Technique is Important

If you don't shoot moving things - like people - a tripod is the way to go as it will eliminate all camera movement. However, it must be understood that just like in-camera image stabilization, they will only prevent your own movement - not that of your subject. Tripods are best for static scenes. However, a tabletop or travel tripod is a valuable tool. Failing that, do not be afraid to use real-world objects around you as an ersatz tripod! Lean against a wall, rest your arms on a mailbox or sit your camera down atop your bag and use the self-timer. Nothing is off limits. Granted, you may appear a little odd to passers-by in some cases.

Failing a stable platform, you'll need to handhold the camera. Shooting in the dark at slow shutter speeds requires good technique regardless of what the camera or lens is capable of. A blurry shot is just that.
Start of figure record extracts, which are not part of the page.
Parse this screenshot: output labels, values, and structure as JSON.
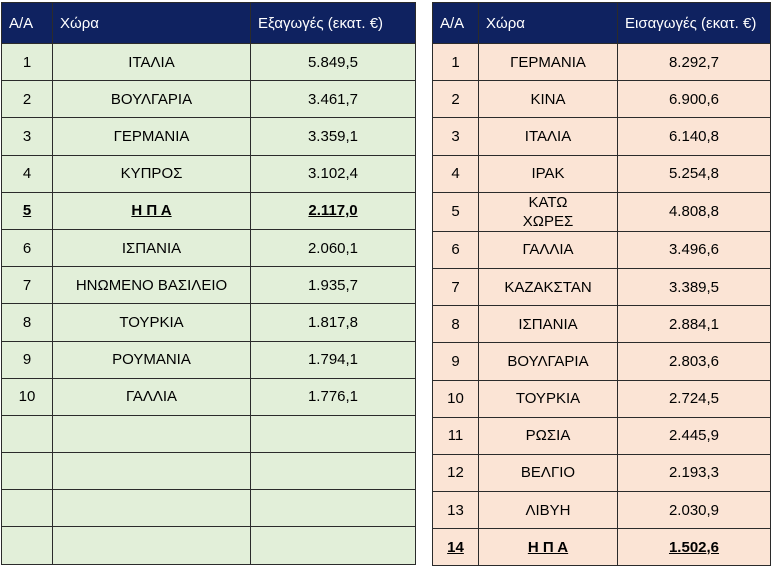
{
  "exports": {
    "headers": [
      "Α/Α",
      "Χώρα",
      "Εξαγωγές (εκατ. €)"
    ],
    "rows": [
      {
        "rank": "1",
        "country": "ΙΤΑΛΙΑ",
        "value": "5.849,5"
      },
      {
        "rank": "2",
        "country": "ΒΟΥΛΓΑΡΙΑ",
        "value": "3.461,7"
      },
      {
        "rank": "3",
        "country": "ΓΕΡΜΑΝΙΑ",
        "value": "3.359,1"
      },
      {
        "rank": "4",
        "country": "ΚΥΠΡΟΣ",
        "value": "3.102,4"
      },
      {
        "rank": "5",
        "country": "Η Π Α",
        "value": "2.117,0"
      },
      {
        "rank": "6",
        "country": "ΙΣΠΑΝΙΑ",
        "value": "2.060,1"
      },
      {
        "rank": "7",
        "country": "ΗΝΩΜΕΝΟ ΒΑΣΙΛΕΙΟ",
        "value": "1.935,7"
      },
      {
        "rank": "8",
        "country": "ΤΟΥΡΚΙΑ",
        "value": "1.817,8"
      },
      {
        "rank": "9",
        "country": "ΡΟΥΜΑΝΙΑ",
        "value": "1.794,1"
      },
      {
        "rank": "10",
        "country": "ΓΑΛΛΙΑ",
        "value": "1.776,1"
      }
    ]
  },
  "imports": {
    "headers": [
      "Α/Α",
      "Χώρα",
      "Εισαγωγές (εκατ. €)"
    ],
    "rows": [
      {
        "rank": "1",
        "country": "ΓΕΡΜΑΝΙΑ",
        "value": "8.292,7"
      },
      {
        "rank": "2",
        "country": "ΚΙΝΑ",
        "value": "6.900,6"
      },
      {
        "rank": "3",
        "country": "ΙΤΑΛΙΑ",
        "value": "6.140,8"
      },
      {
        "rank": "4",
        "country": "ΙΡΑΚ",
        "value": "5.254,8"
      },
      {
        "rank": "5",
        "country": "ΚΑΤΩ ΧΩΡΕΣ",
        "value": "4.808,8"
      },
      {
        "rank": "6",
        "country": "ΓΑΛΛΙΑ",
        "value": "3.496,6"
      },
      {
        "rank": "7",
        "country": "ΚΑΖΑΚΣΤΑΝ",
        "value": "3.389,5"
      },
      {
        "rank": "8",
        "country": "ΙΣΠΑΝΙΑ",
        "value": "2.884,1"
      },
      {
        "rank": "9",
        "country": "ΒΟΥΛΓΑΡΙΑ",
        "value": "2.803,6"
      },
      {
        "rank": "10",
        "country": "ΤΟΥΡΚΙΑ",
        "value": "2.724,5"
      },
      {
        "rank": "11",
        "country": "ΡΩΣΙΑ",
        "value": "2.445,9"
      },
      {
        "rank": "12",
        "country": "ΒΕΛΓΙΟ",
        "value": "2.193,3"
      },
      {
        "rank": "13",
        "country": "ΛΙΒΥΗ",
        "value": "2.030,9"
      },
      {
        "rank": "14",
        "country": "Η Π Α",
        "value": "1.502,6"
      }
    ]
  },
  "colors": {
    "header_bg": "#0f2260",
    "exports_row_bg": "#e2efd9",
    "imports_row_bg": "#fbe4d5"
  }
}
You should practice holding and shooting your camera: - Grip the camera firmly, but in a relaxed way. It's not going to jump out of your hand. - Support the lens and body with your left hand, under the body and cradling the lens. - Keep your arms tucked in, close to your body - and not out to the sides. - Your legs should be spread slightly, in a relaxed fashion. Do not be so rigid here. - You want to gently squeeze the shutter release and follow through. - Some people swear by "soft releases."
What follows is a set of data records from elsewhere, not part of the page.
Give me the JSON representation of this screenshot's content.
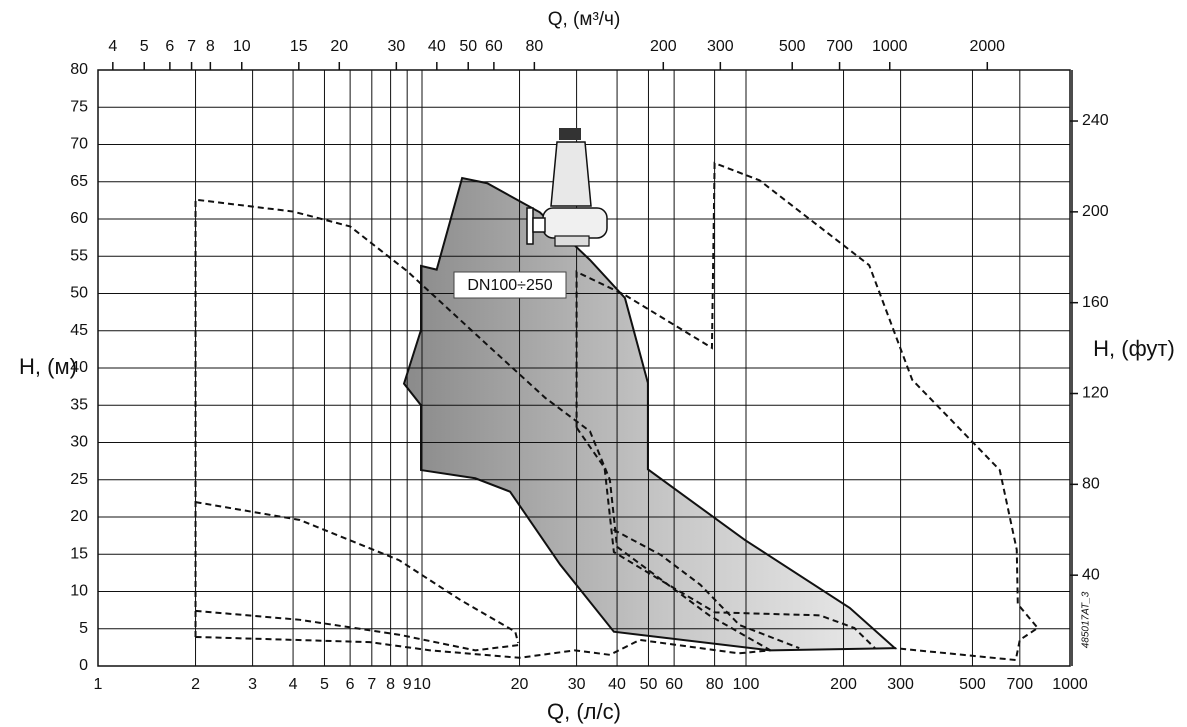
{
  "chart_data": {
    "type": "area-line",
    "xlabel": "Q, (л/с)",
    "x2label": "Q, (м³/ч)",
    "ylabel": "H, (м)",
    "y2label": "H, (фут)",
    "xscale": "log",
    "grid": true,
    "xlim": [
      1,
      1000
    ],
    "xticks": [
      1,
      2,
      3,
      4,
      5,
      6,
      7,
      8,
      9,
      10,
      20,
      30,
      40,
      50,
      60,
      80,
      100,
      200,
      300,
      500,
      700,
      1000
    ],
    "x2lim": [
      3.6,
      3600
    ],
    "x2ticks": [
      4,
      5,
      6,
      7,
      8,
      10,
      15,
      20,
      30,
      40,
      50,
      60,
      80,
      200,
      300,
      500,
      700,
      1000,
      2000
    ],
    "ylim": [
      0,
      80
    ],
    "yticks": [
      0,
      5,
      10,
      15,
      20,
      25,
      30,
      35,
      40,
      45,
      50,
      55,
      60,
      65,
      70,
      75,
      80
    ],
    "y2lim": [
      0,
      262.47
    ],
    "y2ticks": [
      40,
      80,
      120,
      160,
      200,
      240
    ],
    "annotations": [
      "DN100÷250",
      "485017AT_3"
    ],
    "areas": [
      {
        "color": "#b9b9b9",
        "x": [
          13.3,
          11.1,
          9.93,
          9.93,
          8.8,
          9.93,
          9.93,
          14.6,
          18.7,
          26.7,
          39.1,
          118.6,
          288,
          209,
          99.3,
          49.8,
          49.8,
          42.3,
          33.0,
          23.1,
          15.9
        ],
        "values": [
          65.5,
          53.2,
          53.7,
          45.1,
          37.9,
          35.0,
          26.3,
          25.2,
          23.4,
          13.6,
          4.6,
          2.1,
          2.4,
          7.8,
          16.9,
          26.4,
          38.0,
          49.4,
          54.5,
          60.9,
          64.8
        ]
      }
    ],
    "series": [
      {
        "color": "#111",
        "style": "dashed",
        "x": [
          2,
          2,
          4,
          6,
          9,
          16,
          24,
          33,
          38,
          40,
          77,
          119
        ],
        "values": [
          3.9,
          62.6,
          61,
          59,
          53,
          43,
          36,
          31.5,
          25,
          16,
          6.8,
          2.1
        ]
      },
      {
        "color": "#111",
        "style": "dashed",
        "x": [
          30,
          30,
          42.3,
          78.5,
          80,
          110,
          240,
          326,
          607,
          685,
          690,
          795,
          700,
          680,
          288
        ],
        "values": [
          32,
          52.9,
          49.8,
          42.7,
          67.5,
          65.2,
          53.8,
          38.4,
          26.3,
          15.6,
          8.3,
          5.1,
          3.5,
          0.8,
          2.4
        ]
      },
      {
        "color": "#111",
        "style": "dashed",
        "x": [
          30,
          36.6,
          39.1,
          54.6,
          80.3,
          169,
          216,
          250
        ],
        "values": [
          32,
          26.6,
          15.3,
          11.5,
          7.2,
          6.8,
          5.1,
          2.4
        ]
      },
      {
        "color": "#111",
        "style": "dashed",
        "x": [
          39,
          54.6,
          72.3,
          95.5,
          146
        ],
        "values": [
          18.3,
          14.9,
          10.9,
          5.5,
          2.4
        ]
      },
      {
        "color": "#111",
        "style": "dashed",
        "x": [
          2,
          4.2,
          8.5,
          13.1,
          19.4,
          19.8
        ],
        "values": [
          22,
          19.6,
          14.2,
          8.9,
          4.6,
          3.1
        ]
      },
      {
        "color": "#111",
        "style": "dashed",
        "x": [
          2,
          4.2,
          8.5,
          14.6,
          19.8
        ],
        "values": [
          7.4,
          6.2,
          4.2,
          2.1,
          2.8
        ]
      },
      {
        "color": "#111",
        "style": "dashed",
        "x": [
          2,
          6.9,
          10.6,
          20,
          29.6,
          38,
          47,
          95,
          119
        ],
        "values": [
          3.9,
          3.2,
          2.1,
          1.1,
          2.1,
          1.5,
          3.5,
          1.7,
          2.1
        ]
      }
    ]
  }
}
When All Else Fails and Other Ideas

So you held the camera steady, and have a reasonably sharp photo. The exposure is right on. But the noise is still there. What to do? As mentioned earlier, you can darken the photo using various means to hide the noise as much as possible. One method is to decrease the overall exposure of the photo if the lit areas of your scene allow it. Another trick is to boost the contrast of the scene, which tends to crush your blacks, or shadows - where most noise lives. Noise reduction software and plugins are one option. The key is to keep it to a minimum, as invariably you will lose detail and the image begins to look a bit "plastic." One final trick is to convert your image to black and white. The biggest problem with digital noise, unlike film grain - is that it's just that - noise. Not just luminance noise, but color noise; a random sprinkling of brightly colored specks. If noise reduction techniques are leaving your image a little odd, try a black and white conversion! You'd be surprised at how film-like noise can look when treated this way.

Another technique is to imply. You don't always need a well-lit subject to tell your viewer what is going on. You can imply it. Shoot in a silhouette. Use backlighting to your advantage to define your subject and what they're doing in the scene. You don't need every detail to be visible to see someone leaning against a wall, smoking a cigarette under a streetlamp. This dark mood can say a lot more than a bright, flat image.

Also, don't be afraid to embrace the limitations. Everybody wants or expects a cracking sharp photo or it's a fail. However, you don't need a sharp photo to make your point. Some of the best photos are imperfect and it's their imperfection that adds magic. Life isn't a postcard; it's a moving, ever-changing event. Embrace your subjects motion to lend a bit of life to your image... Slightly blurred legs of people walking by, trails of light from passing cars and planes. Photos are about capturing a moment and generating an emotional response from your viewer. If you've done this, you'd be surprised at how much one can overlook if it's not the perfect image. Sometimes a completely blurry, colorful shot of blobs moving in space is an interesting image in its own right. Don't be afraid to experiment.